After a brief prologue, The Flight of the Silvers starts with the end of the world (complete with bangs and whimpers). A mysterious trio saves a select few (the “Silvers” of the title), who are soon brought together in a different version of the world they each just saw destroyed. The group includes somewhat estranged sisters Amanda and Hannah, wisecracking cartoonist Zack, failed prodigy Theo, insecure teen Mia and David, a socially inept genius. Beyond a healthy dose of post-Armageddon stress syndrome and the disorientation of being in a familiar yet unquestionably different reality, each Silver starts exhibiting a separate time-related ability. As they do so, they are beset by forces (some hostile, some not) intent on capturing, using or killing them.

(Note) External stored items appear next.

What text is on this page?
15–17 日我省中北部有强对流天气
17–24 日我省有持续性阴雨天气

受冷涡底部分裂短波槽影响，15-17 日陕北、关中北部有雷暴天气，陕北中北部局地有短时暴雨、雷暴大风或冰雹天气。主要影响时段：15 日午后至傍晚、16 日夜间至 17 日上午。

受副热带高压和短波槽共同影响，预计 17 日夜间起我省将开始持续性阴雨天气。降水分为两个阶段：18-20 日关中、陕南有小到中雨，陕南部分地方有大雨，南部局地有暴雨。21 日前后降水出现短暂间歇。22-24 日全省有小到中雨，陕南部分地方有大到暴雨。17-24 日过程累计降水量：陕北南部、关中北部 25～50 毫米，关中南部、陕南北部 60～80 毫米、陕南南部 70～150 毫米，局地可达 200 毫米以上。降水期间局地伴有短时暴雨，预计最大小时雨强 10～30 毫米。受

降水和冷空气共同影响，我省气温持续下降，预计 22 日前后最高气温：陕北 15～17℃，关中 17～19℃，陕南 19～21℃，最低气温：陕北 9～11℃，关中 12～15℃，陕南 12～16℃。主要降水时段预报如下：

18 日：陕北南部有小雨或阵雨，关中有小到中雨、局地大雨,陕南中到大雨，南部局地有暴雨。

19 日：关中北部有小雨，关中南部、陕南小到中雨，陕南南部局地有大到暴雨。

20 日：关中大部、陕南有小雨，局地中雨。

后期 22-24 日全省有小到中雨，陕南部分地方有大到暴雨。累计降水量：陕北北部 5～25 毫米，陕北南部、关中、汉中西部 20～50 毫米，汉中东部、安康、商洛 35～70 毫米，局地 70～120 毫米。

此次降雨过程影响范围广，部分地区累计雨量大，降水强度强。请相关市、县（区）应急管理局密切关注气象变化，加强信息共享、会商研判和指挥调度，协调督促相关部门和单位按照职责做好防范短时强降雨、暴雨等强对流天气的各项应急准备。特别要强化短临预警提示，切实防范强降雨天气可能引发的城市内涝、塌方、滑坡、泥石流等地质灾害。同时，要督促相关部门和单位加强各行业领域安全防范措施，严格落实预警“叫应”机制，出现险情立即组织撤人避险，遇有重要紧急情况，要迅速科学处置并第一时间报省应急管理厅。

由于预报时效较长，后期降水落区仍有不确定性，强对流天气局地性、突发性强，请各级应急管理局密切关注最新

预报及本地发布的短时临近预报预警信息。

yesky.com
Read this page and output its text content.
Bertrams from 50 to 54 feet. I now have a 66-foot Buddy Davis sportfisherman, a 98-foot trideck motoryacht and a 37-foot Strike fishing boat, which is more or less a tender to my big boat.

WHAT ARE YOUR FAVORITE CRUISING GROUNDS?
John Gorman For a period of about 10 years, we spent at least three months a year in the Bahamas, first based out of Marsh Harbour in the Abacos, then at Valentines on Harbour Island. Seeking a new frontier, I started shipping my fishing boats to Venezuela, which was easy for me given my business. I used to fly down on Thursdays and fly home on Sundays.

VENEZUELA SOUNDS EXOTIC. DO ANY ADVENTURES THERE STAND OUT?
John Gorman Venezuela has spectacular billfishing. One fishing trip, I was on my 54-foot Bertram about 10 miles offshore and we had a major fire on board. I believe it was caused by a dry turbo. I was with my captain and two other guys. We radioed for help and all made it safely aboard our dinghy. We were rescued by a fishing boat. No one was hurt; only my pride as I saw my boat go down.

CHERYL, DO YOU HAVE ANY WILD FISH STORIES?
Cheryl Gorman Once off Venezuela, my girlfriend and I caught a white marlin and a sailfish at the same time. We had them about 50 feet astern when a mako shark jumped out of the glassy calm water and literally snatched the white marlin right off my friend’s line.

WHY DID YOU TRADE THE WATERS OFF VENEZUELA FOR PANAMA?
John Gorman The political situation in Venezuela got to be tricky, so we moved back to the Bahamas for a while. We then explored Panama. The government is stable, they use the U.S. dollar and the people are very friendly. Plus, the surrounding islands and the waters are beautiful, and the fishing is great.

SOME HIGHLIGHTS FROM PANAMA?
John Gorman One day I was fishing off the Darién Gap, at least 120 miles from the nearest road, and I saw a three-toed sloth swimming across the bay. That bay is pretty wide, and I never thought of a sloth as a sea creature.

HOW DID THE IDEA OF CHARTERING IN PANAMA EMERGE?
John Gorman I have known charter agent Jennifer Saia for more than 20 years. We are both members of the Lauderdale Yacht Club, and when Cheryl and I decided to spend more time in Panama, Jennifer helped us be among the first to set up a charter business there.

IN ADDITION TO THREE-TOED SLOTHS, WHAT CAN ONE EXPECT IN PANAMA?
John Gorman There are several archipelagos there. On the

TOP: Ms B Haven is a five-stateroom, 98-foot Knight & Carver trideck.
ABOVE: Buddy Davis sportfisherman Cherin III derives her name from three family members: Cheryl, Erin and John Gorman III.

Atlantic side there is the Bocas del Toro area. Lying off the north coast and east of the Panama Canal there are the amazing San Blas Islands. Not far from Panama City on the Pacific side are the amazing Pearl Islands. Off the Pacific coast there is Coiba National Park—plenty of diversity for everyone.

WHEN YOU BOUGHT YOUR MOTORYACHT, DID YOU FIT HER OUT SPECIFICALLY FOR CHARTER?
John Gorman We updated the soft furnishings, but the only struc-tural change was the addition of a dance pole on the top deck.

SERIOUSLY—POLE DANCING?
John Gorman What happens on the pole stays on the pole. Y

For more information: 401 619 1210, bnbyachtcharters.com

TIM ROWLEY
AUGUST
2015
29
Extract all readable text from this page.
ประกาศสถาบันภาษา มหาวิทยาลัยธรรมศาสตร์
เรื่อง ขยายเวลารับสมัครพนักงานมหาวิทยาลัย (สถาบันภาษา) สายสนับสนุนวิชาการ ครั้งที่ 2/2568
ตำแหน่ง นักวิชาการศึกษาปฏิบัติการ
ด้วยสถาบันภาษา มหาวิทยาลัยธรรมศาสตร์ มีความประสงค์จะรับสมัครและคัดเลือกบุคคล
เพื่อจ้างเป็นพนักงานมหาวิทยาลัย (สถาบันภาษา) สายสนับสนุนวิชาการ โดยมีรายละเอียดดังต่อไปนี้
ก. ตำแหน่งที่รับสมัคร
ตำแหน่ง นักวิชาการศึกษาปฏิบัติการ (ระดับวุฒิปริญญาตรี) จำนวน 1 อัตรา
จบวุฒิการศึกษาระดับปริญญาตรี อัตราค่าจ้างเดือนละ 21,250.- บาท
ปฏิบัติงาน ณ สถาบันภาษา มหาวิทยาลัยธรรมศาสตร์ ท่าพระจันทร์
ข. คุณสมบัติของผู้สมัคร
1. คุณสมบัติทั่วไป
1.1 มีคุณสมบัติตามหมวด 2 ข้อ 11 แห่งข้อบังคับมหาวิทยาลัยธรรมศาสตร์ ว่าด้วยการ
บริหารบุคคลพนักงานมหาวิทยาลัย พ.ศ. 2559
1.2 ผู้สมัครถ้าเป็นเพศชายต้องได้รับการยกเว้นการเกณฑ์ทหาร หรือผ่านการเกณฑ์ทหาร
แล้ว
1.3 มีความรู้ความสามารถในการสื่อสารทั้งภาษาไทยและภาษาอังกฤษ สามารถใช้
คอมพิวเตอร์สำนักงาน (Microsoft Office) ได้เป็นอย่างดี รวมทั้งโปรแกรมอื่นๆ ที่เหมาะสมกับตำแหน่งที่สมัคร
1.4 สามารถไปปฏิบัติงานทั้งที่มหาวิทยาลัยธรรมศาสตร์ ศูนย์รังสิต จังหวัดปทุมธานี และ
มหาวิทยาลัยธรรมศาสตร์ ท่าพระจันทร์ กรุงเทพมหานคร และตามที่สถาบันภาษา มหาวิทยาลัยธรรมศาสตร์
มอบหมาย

Price deserves credit for creating immediately relatable characters whose motivations are understandable even when not so commendable. But he deserves out-and-out praise for doing so while constantly upping the temporal ante. The reader’s uncertainty concerning the rules of this new world may well mirror that felt by the protagonists, but the shared confusion never ruins the immersion. As a result, any hours spent reading The Flight of the Silvers will be time well spent.